Mapping RDD to function does not invoke the function

时间:2018-02-03 08:06:37

标签: scala apache-spark rdd

I am using Scala Spark API. In my code, I have an RDD of the following structure:

Tuple2[String, (Iterable[Array[String]], Option[Iterable[Array[String]]])]

I need to process (perform validations and modify values) the second element of the RDD. I am using map function to do that:

myRDD.map(line => mappingFunction(line))

Unfortunately, the mappingFunction is not invoked. This is the code of the mapping function:

def mappingFunction(line: Tuple2[String, (Iterable[Array[String]], Option[Iterable[Array[String]]])] ): Tuple2[String, (Iterable[Array[String]], Option[Iterable[Array[String]]])] = {
    println("Inside mappingFunction")
    return line
  }

When my program ends, there are no printed messages in the stdout.

In order to investigate the problem, I implemented a code snippet that worked:

val x = List.range(1, 10)
val mappedX = x.map(i => callInt(i))

And the following mapping function was invoked:

 def callInt(i: Int) = {
    println("Inside callInt")
  }

Please assist in getting the RDD mapping function mappingFunction invoked.

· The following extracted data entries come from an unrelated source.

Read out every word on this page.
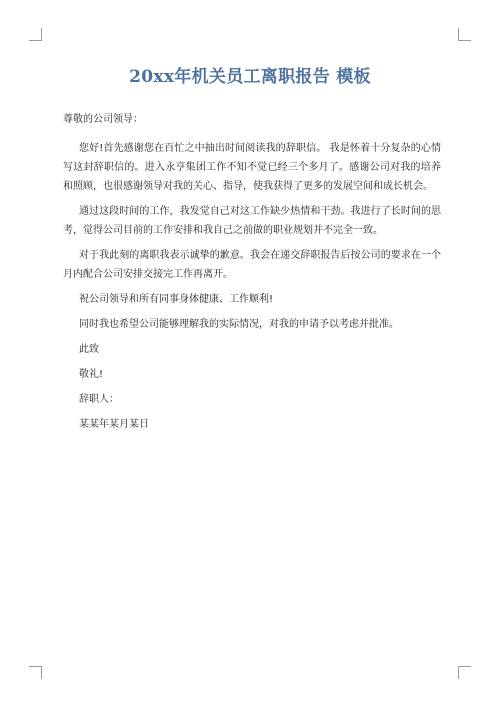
20xx年机关员工离职报告 模板

尊敬的公司领导：

您好!首先感谢您在百忙之中抽出时间阅读我的辞职信。 我是怀着十分复杂的心情写这封辞职信的。进入永亨集团工作不知不觉已经三个多月了。感谢公司对我的培养和照顾，也很感谢领导对我的关心、指导，使我获得了更多的发展空间和成长机会。

通过这段时间的工作，我发觉自己对这工作缺少热情和干劲。我进行了长时间的思考，觉得公司目前的工作安排和我自己之前做的职业规划并不完全一致。

对于我此刻的离职我表示诚挚的歉意。我会在递交辞职报告后按公司的要求在一个月内配合公司安排交接完工作再离开。

祝公司领导和所有同事身体健康、工作顺利!

同时我也希望公司能够理解我的实际情况，对我的申请予以考虑并批准。

此致

敬礼!

辞职人：

某某年某月某日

Thank you.

1 个答案:

答案 0 :(得分:0)

x is a List, so there is no laziness there, that's why your action is being invoked regardless you are not calling an action.

myRDD is an RDD, RDDs are lazy, this means that you don't actually execute your transformations (map, flatMap, filter) until you need to.

That means that you are not running your map function until you perform an action. An action is an operation that triggers the precedent operations (called transformations) to be executed.

Some examples of actions are collect or count

If you do this:

myRDD.map(line => mappingFunction(line)).count()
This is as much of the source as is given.